It’s fifteen years today since I first posted something—specifically, terrible teenage poetry—on what would become my blog. Back then my website was a purple-and-black exhibition of my poor teenage sense of humour, and I started posting snippets of poetry to it under the category of “Thoughts”.
In 2002 I was invited to an up-and-coming site called “LiveJournal”, a perfect platform for sharing my young adult angst and drama for the world to see. At university it became central to our social lives, a foreshadowing of the social network generation that was yet to come.
LiveJournal came and went. By 2009 I was blogging on my own WordPress site and syndicating the posts to LJ, and by 2011 I was reminiscing about what we had lost. In 2013, beset by buggy plugins and security problems with WordPress, I moved to about the nerdiest blog platform imaginable, the static site generator Octopress.
Editing a site this way has its advantages—the end result is fast and secure, and appeals to my geekier tendencies by allowing me to keep it all under version control. But it has its disadvantages too, principally the fact that the site needs a “compile” step before the results can be seen.
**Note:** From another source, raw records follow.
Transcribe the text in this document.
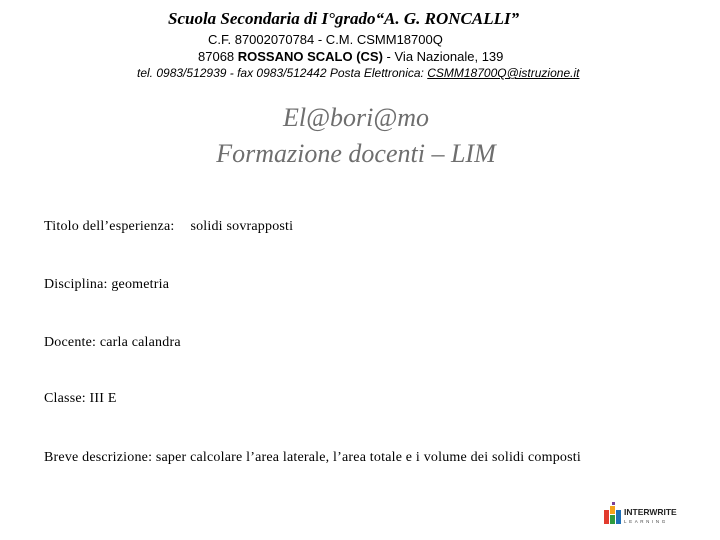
Scuola Secondaria di I°grado“A. G. RONCALLI”
C.F. 87002070784 - C.M. CSMM18700Q
87068 ROSSANO SCALO (CS) - Via Nazionale, 139
tel. 0983/512939 - fax 0983/512442 Posta Elettronica: CSMM18700Q@istruzione.it
El@bori@mo
Formazione docenti – LIM
Titolo dell’esperienza: solidi sovrapposti
Disciplina: geometria
Docente: carla calandra
Classe: III E
Breve descrizione: saper calcolare l’area laterale, l’area totale e i volume dei solidi composti
INTERWRITE
LEARNING
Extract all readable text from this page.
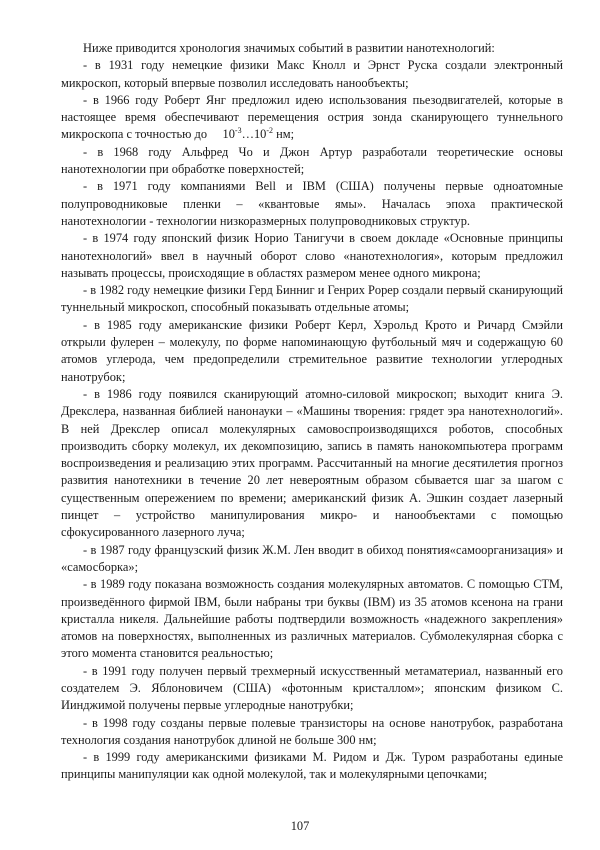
Ниже приводится хронология значимых событий в развитии нанотехнологий:

- в 1931 году немецкие физики Макс Кнолл и Эрнст Руска создали электронный микроскоп, который впервые позволил исследовать нанообъекты;

- в 1966 году Роберт Янг предложил идею использования пьезодвигателей, которые в настоящее время обеспечивают перемещения острия зонда сканирующего туннельного микроскопа с точностью до $10^{-3}\dots 10^{-2}$ нм;

- в 1968 году Альфред Чо и Джон Артур разработали теоретические основы нанотехнологии при обработке поверхностей;

- в 1971 году компаниями Bell и IBM (США) получены первые одноатомные полупроводниковые пленки – «квантовые ямы». Началась эпоха практической нанотехнологии - технологии низкоразмерных полупроводниковых структур.

- в 1974 году японский физик Норио Танигучи в своем докладе «Основные принципы нанотехнологий» ввел в научный оборот слово «нанотехнология», которым предложил называть процессы, происходящие в областях размером менее одного микрона;

- в 1982 году немецкие физики Герд Бинниг и Генрих Popep создали первый сканирующий туннельный микроскоп, способный показывать отдельные атомы;

- в 1985 году американские физики Роберт Керл, Хэрольд Крото и Ричард Смэйли открыли фулерен – молекулу, по форме напоминающую футбольный мяч и содержащую 60 атомов углерода, чем предопределили стремительное развитие технологии углеродных нанотрубок;

- в 1986 году появился сканирующий атомно-силовой микроскоп; выходит книга Э. Дрекслера, названная библией нанонауки – «Машины творения: грядет эра нанотехнологий». В ней Дрекслер описал молекулярных самовоспроизводящихся роботов, способных производить сборку молекул, их декомпозицию, запись в память нанокомпьютера программ воспроизведения и реализацию этих программ. Рассчитанный на многие десятилетия прогноз развития нанотехники в течение 20 лет невероятным образом сбывается шаг за шагом с существенным опережением по времени; американский физик А. Эшкин создает лазерный пинцет – устройство манипулирования микро- и нанообъектами с помощью сфокусированного лазерного луча;

- в 1987 году французский физик Ж.М. Лен вводит в обиход понятия«самоорганизация» и «самосборка»;

- в 1989 году показана возможность создания молекулярных автоматов. С помощью СТМ, произведённого фирмой IBM, были набраны три буквы (IBM) из 35 атомов ксенона на грани кристалла никеля. Дальнейшие работы подтвердили возможность «надежного закрепления» атомов на поверхностях, выполненных из различных материалов. Субмолекулярная сборка с этого момента становится реальностью;

- в 1991 году получен первый трехмерный искусственный метаматериал, названный его создателем Э. Яблоновичем (США) «фотонным кристаллом»; японским физиком С. Иинджимой получены первые углеродные нанотрубки;

- в 1998 году созданы первые полевые транзисторы на основе нанотрубок, разработана технология создания нанотрубок длиной не больше 300 нм;

- в 1999 году американскими физиками М. Ридом и Дж. Туром разработаны единые принципы манипуляции как одной молекулой, так и молекулярными цепочками;

107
In recent months the combination of my old PC, 3000+ pages to render, and a few poorly-implemented plugins have resulted in compile times in excess of three minutes. That’s not too bad for a one-off post, but it’s particularly grating when we do Film Review by the Numbers on a Saturday night. Writing the reviews is something of a spontaneous group activity, and when it takes three minutes to see what a change will look like, those minutes feel a lot longer.
A fifteenth anniversary seems like as good a time as any to make some changes, so I’ve been working on some ways to speed up the writing and generating process.
Firstly, I have started doing the simpler editing tasks, like writing a new post, directly on GitHub where the source code lives. Its Markdown editor has a preview function that renders instantly, meaning that for Film Review by the Numbers (and everything else) we can get an approximately-correct rendered page with inline images straight away. I can also commit directly to the repository from there once everything is looking right.
I’ve contemplated using GitHub Pages to host the site directly as well, though its lack of support for SSL certificates and Jekyll plugins rules it out for now. I have, however, started using GitHub’s “webhooks” to trigger an automatic rebuild of the site—on every commit, GitHub pings a script on my server based on marcomarcovic’s simple-php-git-deploy, which updates its local copy of the site, rebuilds it using jekyll, and deploys it to the public directory on the server.
With it all configured, I can now keep my fast and secure static site, while also regaining some of the ease of a web-based editor that I miss from the WordPress days. I can also sensibly blog on the move from my phone or tablet, without having to open up a command-line console every time.
This is my first test, and if you’re reading this, I guess it works!